Basic Radio is a free introductory textbook on electronics based on tubes. See the editorial for more information....

A Cathode Ray Tube

Author: J.B. Hoag

Fig. 21 J. A cathode-ray tube

The cathode-ray tube in Fig. 21 J consists of a highly evacuated glass tube containing an electron gun at one end and a fluorescent screen at the other end. The fluorescent screen consists of certain chemicals deposited on the inside walls of the end of the tube. The chemicals or " phosphors " are sometimes willemite, calcium tungstate, or phosphorescent zinc sulfide, rendered active by traces of other substances. When these chemicals are struck by fast moving electrons, they emit visible light, the color of which is green, white, yellow, or blue, depending upon the screen material. After the electron impact, the emission of light persists for a more or less short-time interval, usually a small fraction of a second and again depending upon the nature of the screen material. Screens are classified as of long, medium, and short persistence. They are also classified according to the color of the light, the green proving useful for visual observation since the eye is most sensitive to this color, the blue being more satisfactory for photographic purposes, and the white for television applications.

While passing through the tube from the gun to the screen, the electrons pass between the plates of small condensers, called the deflection plates. When one of the plates is made positive and the other negative (by means of an external battery or an applied signal), the electrons are attracted toward the positive plate and are repelled from the negative plate. As seen on the fluorescent screen, the spot of light is moved to a new position away from the central point. When an alternating potential is applied to the deflection plates, the electrons are alternately deflected back and forth to produce a line of light on the screen.

Often there are two sets of deflection plates in a cathode-ray tube as indicated at xx and yy in Fig. 21 J. The two pairs of plates are mounted at right angles to each other and hence can move the electrons back and forth on the screen in the X and Y directions, permitting the production of curves as on an ordinary sheet of graph paper.

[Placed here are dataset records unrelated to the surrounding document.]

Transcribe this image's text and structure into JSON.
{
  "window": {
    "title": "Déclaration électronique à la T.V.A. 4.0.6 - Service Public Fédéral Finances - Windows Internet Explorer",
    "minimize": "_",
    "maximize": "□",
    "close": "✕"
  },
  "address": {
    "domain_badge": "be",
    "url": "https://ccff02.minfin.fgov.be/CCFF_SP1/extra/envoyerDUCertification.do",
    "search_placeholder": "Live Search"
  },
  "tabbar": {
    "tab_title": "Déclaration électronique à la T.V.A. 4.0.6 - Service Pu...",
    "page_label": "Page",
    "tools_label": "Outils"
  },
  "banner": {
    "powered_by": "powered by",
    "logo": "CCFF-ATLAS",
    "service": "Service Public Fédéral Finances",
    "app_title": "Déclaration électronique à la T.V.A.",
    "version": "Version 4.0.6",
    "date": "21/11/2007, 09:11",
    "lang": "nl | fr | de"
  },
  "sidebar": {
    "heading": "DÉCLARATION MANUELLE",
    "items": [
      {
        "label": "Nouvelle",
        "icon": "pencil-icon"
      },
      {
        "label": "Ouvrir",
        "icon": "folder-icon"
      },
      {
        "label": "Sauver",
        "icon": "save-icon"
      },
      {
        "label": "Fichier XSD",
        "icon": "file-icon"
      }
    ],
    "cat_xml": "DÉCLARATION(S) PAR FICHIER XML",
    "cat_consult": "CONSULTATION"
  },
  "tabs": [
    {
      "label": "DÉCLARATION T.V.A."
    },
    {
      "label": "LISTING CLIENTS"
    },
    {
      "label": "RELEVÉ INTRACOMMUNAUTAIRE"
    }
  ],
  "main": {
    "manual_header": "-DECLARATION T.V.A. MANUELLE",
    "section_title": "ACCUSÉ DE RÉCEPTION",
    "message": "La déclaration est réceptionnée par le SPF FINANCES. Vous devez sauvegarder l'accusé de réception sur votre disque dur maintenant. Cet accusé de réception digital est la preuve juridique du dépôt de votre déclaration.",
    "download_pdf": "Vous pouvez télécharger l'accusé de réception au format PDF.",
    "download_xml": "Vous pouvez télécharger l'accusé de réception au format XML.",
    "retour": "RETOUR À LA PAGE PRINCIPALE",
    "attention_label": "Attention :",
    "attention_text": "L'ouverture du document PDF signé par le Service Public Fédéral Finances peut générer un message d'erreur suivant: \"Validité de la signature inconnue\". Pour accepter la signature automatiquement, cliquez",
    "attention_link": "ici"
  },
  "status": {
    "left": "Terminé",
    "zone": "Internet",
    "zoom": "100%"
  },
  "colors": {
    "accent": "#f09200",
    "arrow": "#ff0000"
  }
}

The amount of deflection caused by the deflection plates depends upon the speed of the electrons, the voltage applied to the deflecting plates, and their separation. The deflection sensitivity is usually defined as the number of millimeters movement on the screen produced by one volt on the deflection plates. For small tubes, this amounts to about 0.1 mm./volt. It is greater when the anode voltages are smaller, and vice versa.

In certain cathode-ray tubes, the electron beam suffers its deflections before its final acceleration to a high velocity. This offers the advantage that only a small deflecting voltage is required in order to move the electrons large distances across the screen. It is easy to deflect slow electrons by large amounts because they stay for a longer time in the electrostatic field of the deflecting plates.

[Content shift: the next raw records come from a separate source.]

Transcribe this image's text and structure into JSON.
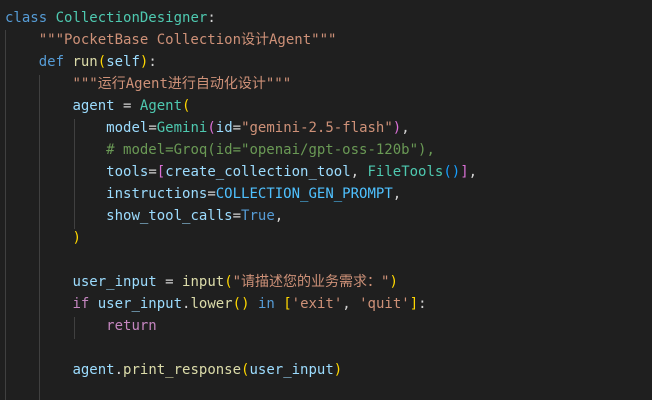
{
  "code": {
    "lines": [
      [
        {
          "t": "class",
          "c": "kw"
        },
        {
          "t": " ",
          "c": "op"
        },
        {
          "t": "CollectionDesigner",
          "c": "cls"
        },
        {
          "t": ":",
          "c": "op"
        }
      ],
      [
        {
          "t": "    ",
          "c": "op"
        },
        {
          "t": "\"\"\"PocketBase Collection设计Agent\"\"\"",
          "c": "str"
        }
      ],
      [
        {
          "t": "    ",
          "c": "op"
        },
        {
          "t": "def",
          "c": "kw"
        },
        {
          "t": " ",
          "c": "op"
        },
        {
          "t": "run",
          "c": "fn"
        },
        {
          "t": "(",
          "c": "p1"
        },
        {
          "t": "self",
          "c": "var"
        },
        {
          "t": ")",
          "c": "p1"
        },
        {
          "t": ":",
          "c": "op"
        }
      ],
      [
        {
          "t": "        ",
          "c": "op"
        },
        {
          "t": "\"\"\"运行Agent进行自动化设计\"\"\"",
          "c": "str"
        }
      ],
      [
        {
          "t": "        ",
          "c": "op"
        },
        {
          "t": "agent",
          "c": "var"
        },
        {
          "t": " = ",
          "c": "op"
        },
        {
          "t": "Agent",
          "c": "cls"
        },
        {
          "t": "(",
          "c": "p1"
        }
      ],
      [
        {
          "t": "            ",
          "c": "op"
        },
        {
          "t": "model",
          "c": "var"
        },
        {
          "t": "=",
          "c": "op"
        },
        {
          "t": "Gemini",
          "c": "cls"
        },
        {
          "t": "(",
          "c": "p2"
        },
        {
          "t": "id",
          "c": "var"
        },
        {
          "t": "=",
          "c": "op"
        },
        {
          "t": "\"gemini-2.5-flash\"",
          "c": "str"
        },
        {
          "t": ")",
          "c": "p2"
        },
        {
          "t": ",",
          "c": "op"
        }
      ],
      [
        {
          "t": "            ",
          "c": "op"
        },
        {
          "t": "# model=Groq(id=\"openai/gpt-oss-120b\"),",
          "c": "cmt"
        }
      ],
      [
        {
          "t": "            ",
          "c": "op"
        },
        {
          "t": "tools",
          "c": "var"
        },
        {
          "t": "=",
          "c": "op"
        },
        {
          "t": "[",
          "c": "p2"
        },
        {
          "t": "create_collection_tool",
          "c": "var"
        },
        {
          "t": ", ",
          "c": "op"
        },
        {
          "t": "FileTools",
          "c": "cls"
        },
        {
          "t": "(",
          "c": "p3"
        },
        {
          "t": ")",
          "c": "p3"
        },
        {
          "t": "]",
          "c": "p2"
        },
        {
          "t": ",",
          "c": "op"
        }
      ],
      [
        {
          "t": "            ",
          "c": "op"
        },
        {
          "t": "instructions",
          "c": "var"
        },
        {
          "t": "=",
          "c": "op"
        },
        {
          "t": "COLLECTION_GEN_PROMPT",
          "c": "const"
        },
        {
          "t": ",",
          "c": "op"
        }
      ],
      [
        {
          "t": "            ",
          "c": "op"
        },
        {
          "t": "show_tool_calls",
          "c": "var"
        },
        {
          "t": "=",
          "c": "op"
        },
        {
          "t": "True",
          "c": "kw"
        },
        {
          "t": ",",
          "c": "op"
        }
      ],
      [
        {
          "t": "        ",
          "c": "op"
        },
        {
          "t": ")",
          "c": "p1"
        }
      ],
      [],
      [
        {
          "t": "        ",
          "c": "op"
        },
        {
          "t": "user_input",
          "c": "var"
        },
        {
          "t": " = ",
          "c": "op"
        },
        {
          "t": "input",
          "c": "fn"
        },
        {
          "t": "(",
          "c": "p1"
        },
        {
          "t": "\"请描述您的业务需求：\"",
          "c": "str"
        },
        {
          "t": ")",
          "c": "p1"
        }
      ],
      [
        {
          "t": "        ",
          "c": "op"
        },
        {
          "t": "if",
          "c": "kw2"
        },
        {
          "t": " ",
          "c": "op"
        },
        {
          "t": "user_input",
          "c": "var"
        },
        {
          "t": ".",
          "c": "op"
        },
        {
          "t": "lower",
          "c": "fn"
        },
        {
          "t": "(",
          "c": "p1"
        },
        {
          "t": ")",
          "c": "p1"
        },
        {
          "t": " ",
          "c": "op"
        },
        {
          "t": "in",
          "c": "kw"
        },
        {
          "t": " ",
          "c": "op"
        },
        {
          "t": "[",
          "c": "p1"
        },
        {
          "t": "'exit'",
          "c": "str"
        },
        {
          "t": ", ",
          "c": "op"
        },
        {
          "t": "'quit'",
          "c": "str"
        },
        {
          "t": "]",
          "c": "p1"
        },
        {
          "t": ":",
          "c": "op"
        }
      ],
      [
        {
          "t": "            ",
          "c": "op"
        },
        {
          "t": "return",
          "c": "kw2"
        }
      ],
      [],
      [
        {
          "t": "        ",
          "c": "op"
        },
        {
          "t": "agent",
          "c": "var"
        },
        {
          "t": ".",
          "c": "op"
        },
        {
          "t": "print_response",
          "c": "fn"
        },
        {
          "t": "(",
          "c": "p1"
        },
        {
          "t": "user_input",
          "c": "var"
        },
        {
          "t": ")",
          "c": "p1"
        }
      ]
    ]
  }
}
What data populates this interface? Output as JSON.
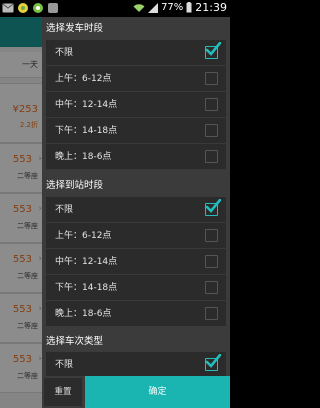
{
  "status_bar": {
    "battery": "77%",
    "time": "21:39"
  },
  "background_list": {
    "date_fragment": "一天",
    "cards": [
      {
        "price": "¥253",
        "discount": "2.2折"
      },
      {
        "price": "553",
        "seat": "二等座"
      },
      {
        "price": "553",
        "seat": "二等座"
      },
      {
        "price": "553",
        "seat": "二等座"
      },
      {
        "price": "553",
        "seat": "二等座"
      },
      {
        "price": "553",
        "seat": "二等座"
      }
    ]
  },
  "filters": {
    "departure": {
      "title": "选择发车时段",
      "options": [
        {
          "label": "不限",
          "checked": true
        },
        {
          "label": "上午：6-12点",
          "checked": false
        },
        {
          "label": "中午：12-14点",
          "checked": false
        },
        {
          "label": "下午：14-18点",
          "checked": false
        },
        {
          "label": "晚上：18-6点",
          "checked": false
        }
      ]
    },
    "arrival": {
      "title": "选择到站时段",
      "options": [
        {
          "label": "不限",
          "checked": true
        },
        {
          "label": "上午：6-12点",
          "checked": false
        },
        {
          "label": "中午：12-14点",
          "checked": false
        },
        {
          "label": "下午：14-18点",
          "checked": false
        },
        {
          "label": "晚上：18-6点",
          "checked": false
        }
      ]
    },
    "train_type": {
      "title": "选择车次类型",
      "options": [
        {
          "label": "不限",
          "checked": true
        }
      ]
    }
  },
  "footer": {
    "reset_label": "重置",
    "confirm_label": "确定"
  },
  "colors": {
    "accent": "#1ebfbd",
    "price": "#f0721f",
    "drawer_bg": "#3b3b3b",
    "option_bg": "#2b2b2b"
  }
}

It is also possible to deflect the electron beam by means of magnetic fields. This is accomplished by passing a current through small coils mounted close to the glass envelope on the outside of the tube, in the same relative positions as the electrostatic deflection plates.

Fig. 21 K. A typical cathode-ray tube circuit. Three-inch 906 tube. R1 and R2 = 1 to 10 megohms. R3 = 0.5 megohms. R4 = 200,000 ohms. R5 = 20,000 ohms. High voltage = 1300 volts d.c.

A typical cathode-ray tube circuit is shown in Fig. 21 K, together with suitable constants for the RCA 906 tube. Changing the position of the sliding contact on the potentiometer R5 changes the number of electrons passing out of the gun and hence the intensity or brightness of the spot of light on the screen. Changing the sliding contact on R4 changes the focus or sharpness of the spot on the screen. To some extent, a change of either of these controls affects the other. The sharpest focus is obtained when the beam current is low. The input signals, which are to be observed and studied with this machine, are applied across the resistors R1R2, and hence across the deflecting plates. These resistors, which are of one or more megohms, are used to drain off any accumulation of charge on the deflection plates. Often, adjustable d.c. voltages are also applied to the deflection plates so that the spot can be brought to the center of the screen when stray electric and magnetic fields are present. Inasmuch as only a small amount of current and power is required for the high-voltage d.c. supply, a half-wave rectifier may be used with a single 0.5 to 2 fd. condenser across its output. It will be noted that one side of each deflector, and anode 2, is at ground potential. Anode 1, the cathode, and the grid are all at negative potentials below ground.